Version Control with Subversion
Prev	Home	Next

Version Control with Subversion - Chapter 5. Repository Administration - FSFS

FSFS

In mid-2004, a second type of repository storage system came into being: one which doesn't use a database at all. An FSFS repository stores a revision tree in a single file, and so all of a repository's revisions can be found in a single subdirectory full of numbered files. Transactions are created in separate subdirectories. When complete, a single transaction file is created and moved to the revisions directory, thus guaranteeing that commits are atomic. And because a revision file is permanent and unchanging, the repository also can be backed up while “hot”, just like a Berkeley DB repository.

The revision-file format represents a revision's directory structure, file contents, and deltas against files in other revision trees. Unlike a Berkeley DB database, this storage format is portable across different operating systems and isn't sensitive to CPU architecture. Because there's no journaling or shared-memory files being used, the repository can be safely accessed over a network filesystem and examined in a read-only environment. The lack of database overhead also means that the overall repository size is a bit smaller.
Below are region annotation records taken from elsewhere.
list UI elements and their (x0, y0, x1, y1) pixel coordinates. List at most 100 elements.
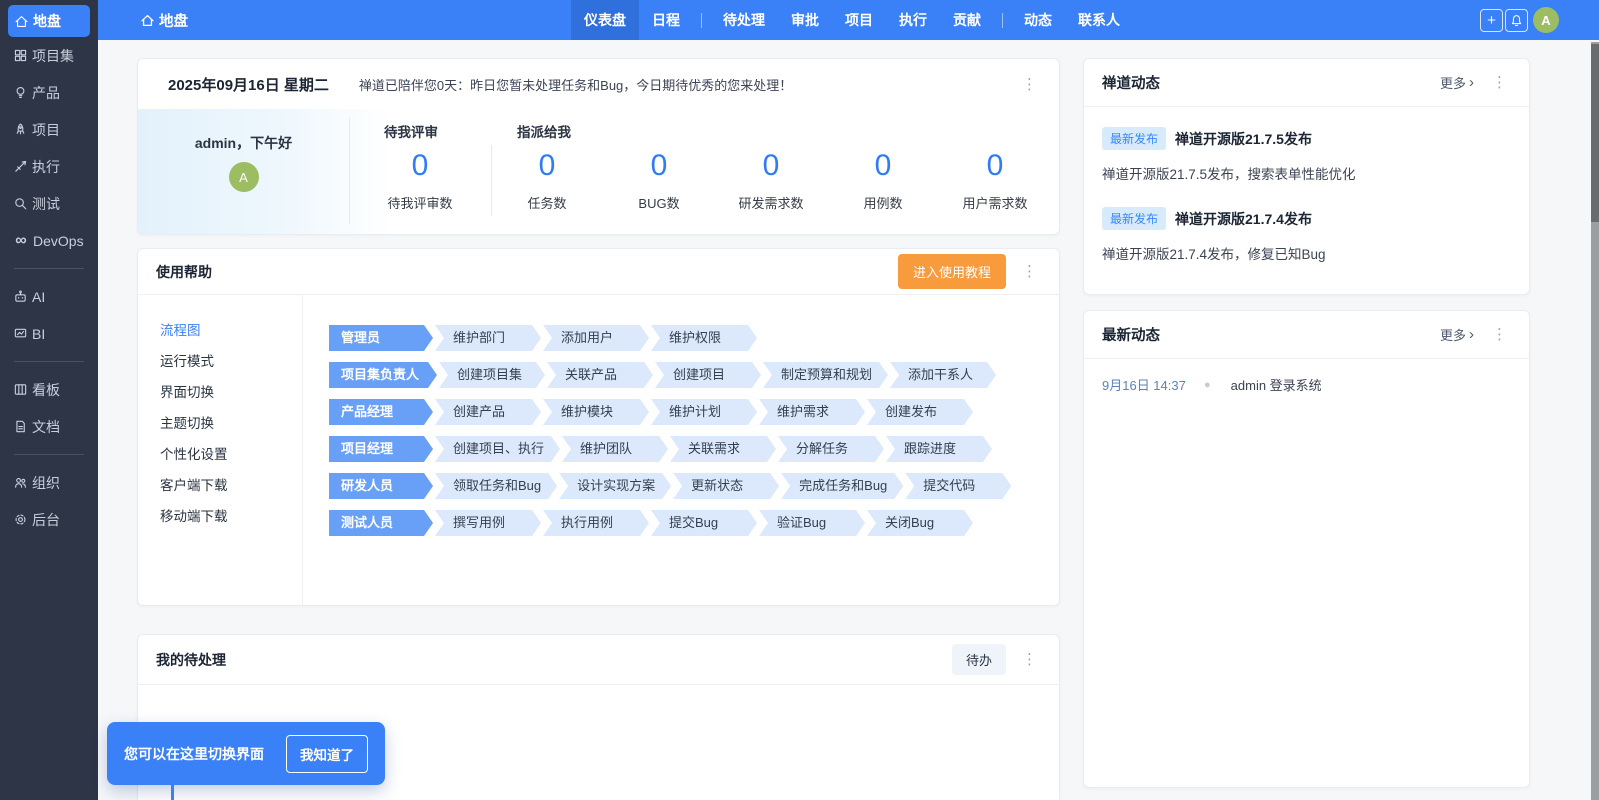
kebab-menu-icon[interactable]: ⋮ (1488, 325, 1511, 344)
flow-row-admin: 管理员 维护部门 添加用户 维护权限 (329, 325, 1059, 351)
flow-row-product-manager: 产品经理 创建产品 维护模块 维护计划 维护需求 创建发布 (329, 399, 1059, 425)
sidebar-item-program[interactable]: 项目集 (0, 37, 98, 74)
tab-dashboard[interactable]: 仪表盘 (571, 0, 639, 40)
tab-contacts[interactable]: 联系人 (1065, 0, 1133, 40)
help-menu-mode[interactable]: 运行模式 (138, 346, 302, 377)
avatar[interactable]: A (228, 162, 259, 192)
todo-filter-button[interactable]: 待办 (951, 644, 1006, 675)
more-label: 更多 (1439, 328, 1466, 343)
flowchart: 管理员 维护部门 添加用户 维护权限 项目集负责人 创建项目集 关联产品 创建项… (303, 295, 1059, 606)
activity-time: 9月16日 14:37 (1102, 378, 1186, 393)
sidebar-item-qa[interactable]: 测试 (0, 185, 98, 222)
news-item-desc: 禅道开源版21.7.4发布，修复已知Bug (1102, 247, 1326, 262)
help-header: 使用帮助 进入使用教程 ⋮ (138, 249, 1059, 295)
news-badge: 最新发布 (1102, 127, 1167, 150)
sidebar-item-execution[interactable]: 执行 (0, 148, 98, 185)
sidebar-item-product[interactable]: 产品 (0, 74, 98, 111)
flow-row-program-owner: 项目集负责人 创建项目集 关联产品 创建项目 制定预算和规划 添加干系人 (329, 362, 1059, 388)
kebab-menu-icon[interactable]: ⋮ (1018, 75, 1041, 94)
tab-todo[interactable]: 待处理 (710, 0, 778, 40)
flow-step-chip: 更新状态 (673, 473, 779, 499)
help-menu-flowchart[interactable]: 流程图 (138, 315, 302, 346)
app-window: 地盘 项目集 产品 项目 执行 测试 ∞ DevOps AI BI 看板 文档 … (0, 0, 1599, 800)
tutorial-button[interactable]: 进入使用教程 (897, 254, 1006, 289)
tab-execution[interactable]: 执行 (886, 0, 940, 40)
stat-story-count[interactable]: 0 研发需求数 (715, 141, 827, 212)
flow-role-chip: 管理员 (329, 325, 433, 351)
notifications-button[interactable] (1505, 8, 1528, 32)
topbar-home-label: 地盘 (159, 13, 188, 30)
flow-step-chip: 提交Bug (651, 510, 757, 536)
rocket-icon (13, 122, 28, 137)
latest-more-link[interactable]: 更多 › (1440, 325, 1474, 344)
stat-task-count[interactable]: 0 任务数 (491, 141, 603, 212)
welcome-message: 禅道已陪伴您0天：昨日您暂未处理任务和Bug，今日期待优秀的您来处理！ (358, 77, 793, 93)
sidebar-item-label: 产品 (32, 84, 60, 101)
flow-step-chip: 领取任务和Bug (435, 473, 557, 499)
sidebar-item-org[interactable]: 组织 (0, 464, 98, 501)
tab-review[interactable]: 审批 (778, 0, 832, 40)
sidebar-item-label: BI (32, 325, 46, 342)
flow-step-chip: 创建产品 (435, 399, 541, 425)
stat-value: 0 (538, 149, 556, 182)
flow-role-chip: 研发人员 (329, 473, 433, 499)
help-menu-client-download[interactable]: 客户端下载 (138, 470, 302, 501)
flow-step-chip: 维护模块 (543, 399, 649, 425)
stat-review-count[interactable]: 0 待我评审数 (349, 141, 491, 212)
stat-requirement-count[interactable]: 0 用户需求数 (939, 141, 1051, 212)
sidebar-item-label: 项目 (32, 121, 60, 138)
sidebar-item-project[interactable]: 项目 (0, 111, 98, 148)
topbar-tabs: 仪表盘 日程 待处理 审批 项目 执行 贡献 动态 联系人 (571, 0, 1133, 40)
kebab-menu-icon[interactable]: ⋮ (1488, 73, 1511, 92)
flow-row-project-manager: 项目经理 创建项目、执行 维护团队 关联需求 分解任务 跟踪进度 (329, 436, 1059, 462)
sidebar-item-ai[interactable]: AI (0, 278, 98, 315)
sidebar-item-kanban[interactable]: 看板 (0, 371, 98, 408)
help-menu-personalize[interactable]: 个性化设置 (138, 439, 302, 470)
create-button[interactable]: + (1480, 8, 1503, 32)
flow-step-chip: 维护团队 (562, 436, 668, 462)
stat-bug-count[interactable]: 0 BUG数 (603, 141, 715, 212)
chevron-right-icon: › (1469, 74, 1474, 91)
flow-step-chip: 关联产品 (547, 362, 653, 388)
help-menu: 流程图 运行模式 界面切换 主题切换 个性化设置 客户端下载 移动端下载 (138, 295, 303, 605)
sidebar-item-devops[interactable]: ∞ DevOps (0, 222, 98, 259)
flow-step-chip: 提交代码 (905, 473, 1011, 499)
stat-group-assigned: 指派给我 0 任务数 0 BUG数 0 研发需求数 0 用例数 0 用户需求数 (491, 109, 1059, 234)
stat-label: BUG数 (638, 196, 680, 211)
tab-project[interactable]: 项目 (832, 0, 886, 40)
activity-item[interactable]: 9月16日 14:37 ● admin 登录系统 (1102, 375, 1511, 394)
tab-contribution[interactable]: 贡献 (940, 0, 994, 40)
scrollbar-thumb[interactable] (1591, 44, 1599, 222)
stat-group-review: 待我评审 0 待我评审数 (349, 109, 491, 234)
user-avatar[interactable]: A (1533, 7, 1559, 33)
sidebar-item-doc[interactable]: 文档 (0, 408, 98, 445)
help-menu-theme[interactable]: 主题切换 (138, 408, 302, 439)
stat-case-count[interactable]: 0 用例数 (827, 141, 939, 212)
welcome-body: admin，下午好 A 待我评审 0 待我评审数 指派给我 0 任务数 0 BU… (138, 109, 1059, 234)
sidebar-item-admin[interactable]: 后台 (0, 501, 98, 538)
sidebar-item-bi[interactable]: BI (0, 315, 98, 352)
tab-calendar[interactable]: 日程 (639, 0, 693, 40)
stat-label: 待我评审数 (387, 196, 453, 211)
news-title: 禅道动态 (1102, 76, 1160, 92)
tooltip-confirm-button[interactable]: 我知道了 (286, 734, 368, 773)
news-item[interactable]: 最新发布 禅道开源版21.7.5发布 禅道开源版21.7.5发布，搜索表单性能优… (1102, 127, 1511, 183)
tab-separator (701, 12, 702, 28)
news-item[interactable]: 最新发布 禅道开源版21.7.4发布 禅道开源版21.7.4发布，修复已知Bug (1102, 207, 1511, 263)
stat-value: 0 (762, 149, 780, 182)
page-scrollbar[interactable] (1591, 42, 1599, 800)
kebab-menu-icon[interactable]: ⋮ (1018, 650, 1041, 669)
flow-role-chip: 项目经理 (329, 436, 433, 462)
flow-step-chip: 关闭Bug (867, 510, 973, 536)
help-menu-mobile-download[interactable]: 移动端下载 (138, 501, 302, 532)
kebab-menu-icon[interactable]: ⋮ (1018, 262, 1041, 281)
tab-dynamic[interactable]: 动态 (1011, 0, 1065, 40)
kanban-icon (13, 382, 28, 397)
sidebar-item-dashboard[interactable]: 地盘 (8, 5, 90, 37)
plus-icon: + (1487, 11, 1496, 29)
flow-step-chip: 制定预算和规划 (763, 362, 888, 388)
news-more-link[interactable]: 更多 › (1440, 73, 1474, 92)
help-menu-ui-switch[interactable]: 界面切换 (138, 377, 302, 408)
topbar-home[interactable]: 地盘 (140, 0, 188, 40)
flow-step-chip: 撰写用例 (435, 510, 541, 536)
FSFS has different performance characteristics too. When committing a directory with a huge number of files, FSFS uses an O(N) algorithm to append entries, while Berkeley DB uses an O(N^2) algorithm to rewrite the whole directory. On the other hand, FSFS writes the latest version of a file as a delta against an earlier version, which means that checking out the latest tree is a bit slower than fetching the fulltexts stored in a Berkeley DB HEAD revision. FSFS also has a longer delay when finalizing a commit, which could in extreme cases cause clients to time out when waiting for a response.

The most important distinction, however, is FSFS's inability to be “wedged” when something goes wrong. If a process using a Berkeley DB database runs into a permissions problem or suddenly crashes, the database is left unusable until an administrator recovers it. If the same scenarios happen to a process using an FSFS repository, the repository isn't affected at all. At worst, some transaction data is left behind.

The only real argument against FSFS is its relative immaturity compared to Berkeley DB. It hasn't been used or stress-tested nearly as much, and so a lot of these assertions about speed and scalability are just that: assertions, based on good guesses. In theory, it promises a lower barrier to entry for new administrators and is less susceptible to problems. In practice, only time will tell.

^[13]This may sound really prestigious and lofty, but we're just talking about anyone who is interested in that mysterious realm beyond the working copy where everyone's data hangs out.

^[14]Pronounced “fuzz-fuzz”, if Jack Repenning has anything to say about it.